A Unit of Analogy

Syntax for Literal Strings

I find it somewhat astonishing that the languages with which I'm familiar still start and end strings with the same character. It is as though we used | for { and } in code blocks and relied on context to figure out if it was begin or end.

Incidentally, it's quite possible to write a language this way, and an interesting exercise. for | i = 0 ; i < 2 ; i++ || codeBlock | should parse just fine. Heaven help you if you misplace anything.

Check out bracket delimiters on the Wiki. Two of these things are not like the others. Those two are used preponderantly for strings.

It's clear enough how it happened. A string has an obvious mapping to literary quotation: "That's what she said!". ASCII gives us exactly three options: ', `, and ". It turns out that C was defined using 91 characters, and ` was not among them.

Meta enough, I'm writing this in Markdown, and to type `, I must type `` ` ``. I will leave how I typed `` ` `` as an exercise for the reader.

So C chose " for string syntax, and ' for characters, and these decisions made sense, somewhere in the mists of time. C also initiated the proud tradition of string escaping, which wasn't invented to get around the delimiter problem, but which can be used for that purpose in a hacky way. String escaping is so you can say \n and get a newline, the incidental benefit is you can say \" and get a ", hence one may include any character in such a string. Two backslashes is of course \\\\. One gets used to it.

Oh hey, just for fun, why not write a regex that will match such strings? Won't take you long, I promise. I'll be right here!

To the point. In typography, we don't do this. We start quotations with or and end them with . On the Continent, « and » are used, and this would be my preference as they are much easier to tell apart and don't have two choices for the opening delimiter. If you follow the link, It turns out they are used both «this way» and »this way« and even »this way» by Finns (of course). We favor the first, because all other brackets in computer programming are inward facing <{[(like so)]}>.

What's the point? They aren't on standard keyboards in the US; while any worthwhile editor can get around this, there's a pain point there. Some people will argue a virtue in using ASCII for source code, and while those people have a point, the ship sailed a long time ago. We use Unicode, and it isn't going anywhere.

The point is that, without proper left-right matched strings, you cannot literally quote your own source code within your source code. This is damaged, for any language that lets you evaluate at runtime (the interesting ones IOW). If we use « and », we can use bog-standard reference counting to assure that any properly-balanced literal strings in the source code get quoted. Since in this imaginary syntax a bare » not balanced on the left with a « is a syntax error, any correct program can be embedded.

If, for any reason, you need a bare », why not use the ISO standard SHA-1 hash of the Unicode value of »? Why not indeed. It then becomes impossible to literally quote that one hash, which is officially the point where it is perverse to pursue the matter further. Concatenate for that one.
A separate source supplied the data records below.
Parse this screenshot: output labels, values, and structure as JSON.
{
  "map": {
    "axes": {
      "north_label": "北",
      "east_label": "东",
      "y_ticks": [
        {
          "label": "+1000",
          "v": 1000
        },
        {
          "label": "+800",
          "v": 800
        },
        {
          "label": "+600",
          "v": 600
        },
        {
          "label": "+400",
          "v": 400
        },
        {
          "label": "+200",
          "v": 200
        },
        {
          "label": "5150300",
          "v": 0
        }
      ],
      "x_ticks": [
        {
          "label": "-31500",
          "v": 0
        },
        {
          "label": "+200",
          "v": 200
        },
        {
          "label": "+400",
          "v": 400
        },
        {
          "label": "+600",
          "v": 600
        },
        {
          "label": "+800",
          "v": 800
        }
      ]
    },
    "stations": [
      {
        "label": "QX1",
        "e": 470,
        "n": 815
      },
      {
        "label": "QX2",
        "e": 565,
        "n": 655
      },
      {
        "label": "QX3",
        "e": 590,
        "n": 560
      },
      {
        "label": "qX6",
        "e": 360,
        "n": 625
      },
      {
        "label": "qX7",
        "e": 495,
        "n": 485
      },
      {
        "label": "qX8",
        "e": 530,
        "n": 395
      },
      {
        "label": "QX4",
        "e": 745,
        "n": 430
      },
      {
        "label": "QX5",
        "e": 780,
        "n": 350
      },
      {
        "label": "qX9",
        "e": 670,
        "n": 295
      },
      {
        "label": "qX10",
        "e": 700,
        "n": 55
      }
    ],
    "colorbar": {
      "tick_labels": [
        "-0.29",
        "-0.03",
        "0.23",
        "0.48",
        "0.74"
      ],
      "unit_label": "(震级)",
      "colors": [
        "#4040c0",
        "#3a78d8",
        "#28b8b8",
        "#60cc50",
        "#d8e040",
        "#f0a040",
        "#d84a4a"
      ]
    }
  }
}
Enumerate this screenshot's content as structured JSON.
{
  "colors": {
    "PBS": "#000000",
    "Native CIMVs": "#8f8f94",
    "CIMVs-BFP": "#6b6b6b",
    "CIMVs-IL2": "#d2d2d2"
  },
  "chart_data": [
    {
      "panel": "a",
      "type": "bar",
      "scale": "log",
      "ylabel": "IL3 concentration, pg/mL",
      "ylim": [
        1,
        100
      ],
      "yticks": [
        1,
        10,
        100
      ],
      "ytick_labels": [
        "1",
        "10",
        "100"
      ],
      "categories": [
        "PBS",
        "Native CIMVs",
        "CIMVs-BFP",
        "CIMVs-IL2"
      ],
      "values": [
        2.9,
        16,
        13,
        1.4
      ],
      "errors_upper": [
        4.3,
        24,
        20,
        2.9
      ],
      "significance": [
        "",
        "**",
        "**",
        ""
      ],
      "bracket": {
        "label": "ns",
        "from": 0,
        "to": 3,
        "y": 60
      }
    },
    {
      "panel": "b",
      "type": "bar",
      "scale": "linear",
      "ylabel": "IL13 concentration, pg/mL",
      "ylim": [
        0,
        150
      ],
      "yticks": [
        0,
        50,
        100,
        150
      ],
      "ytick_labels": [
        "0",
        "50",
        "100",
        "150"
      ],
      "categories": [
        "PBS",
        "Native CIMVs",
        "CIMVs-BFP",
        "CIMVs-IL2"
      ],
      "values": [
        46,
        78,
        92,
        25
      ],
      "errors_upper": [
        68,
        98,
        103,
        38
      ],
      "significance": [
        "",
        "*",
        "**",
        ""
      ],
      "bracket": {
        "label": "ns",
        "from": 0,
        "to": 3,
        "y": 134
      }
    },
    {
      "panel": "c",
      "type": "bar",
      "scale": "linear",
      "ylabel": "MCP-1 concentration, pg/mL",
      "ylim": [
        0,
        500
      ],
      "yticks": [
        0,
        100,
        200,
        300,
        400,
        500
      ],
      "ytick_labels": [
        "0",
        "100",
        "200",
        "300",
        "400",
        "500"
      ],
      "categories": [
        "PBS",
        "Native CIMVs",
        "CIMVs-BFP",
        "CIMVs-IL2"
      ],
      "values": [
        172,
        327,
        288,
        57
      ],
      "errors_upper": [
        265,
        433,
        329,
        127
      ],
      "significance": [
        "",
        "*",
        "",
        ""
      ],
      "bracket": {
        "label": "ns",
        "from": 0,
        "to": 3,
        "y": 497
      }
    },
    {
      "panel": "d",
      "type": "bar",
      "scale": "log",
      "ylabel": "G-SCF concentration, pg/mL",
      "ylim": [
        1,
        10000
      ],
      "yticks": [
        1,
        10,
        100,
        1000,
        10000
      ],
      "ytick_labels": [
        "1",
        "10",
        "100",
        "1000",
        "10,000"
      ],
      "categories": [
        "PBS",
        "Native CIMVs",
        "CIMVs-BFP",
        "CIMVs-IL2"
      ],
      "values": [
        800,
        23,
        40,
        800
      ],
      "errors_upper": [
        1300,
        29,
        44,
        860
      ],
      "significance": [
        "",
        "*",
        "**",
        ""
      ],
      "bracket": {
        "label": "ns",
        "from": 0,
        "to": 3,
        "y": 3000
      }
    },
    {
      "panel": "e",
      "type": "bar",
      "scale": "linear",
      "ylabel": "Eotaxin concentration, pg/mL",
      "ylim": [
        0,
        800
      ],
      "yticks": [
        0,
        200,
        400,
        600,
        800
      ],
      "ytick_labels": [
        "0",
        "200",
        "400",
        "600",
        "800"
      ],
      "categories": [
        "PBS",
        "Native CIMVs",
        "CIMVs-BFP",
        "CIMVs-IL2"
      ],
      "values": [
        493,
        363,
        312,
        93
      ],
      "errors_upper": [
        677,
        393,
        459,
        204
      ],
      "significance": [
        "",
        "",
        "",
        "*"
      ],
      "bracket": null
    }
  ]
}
To be clear, " for escaped strings is concise and well understood, and with enough convolutions one may write as one pleases. It's syntax such as ''' for literal strings that grates against my sensibilities.

Clojure has no syntax for literal, multi-line, unescaped strings. That's too bad; no one does syntax like Rich Hickey, and I suspect that the inadequacy of existing options plays a role here. He may not be willing to go off-keyboard, but I feel that the « and » syntax has a lot to offer. Certainly Europeans would be pleased.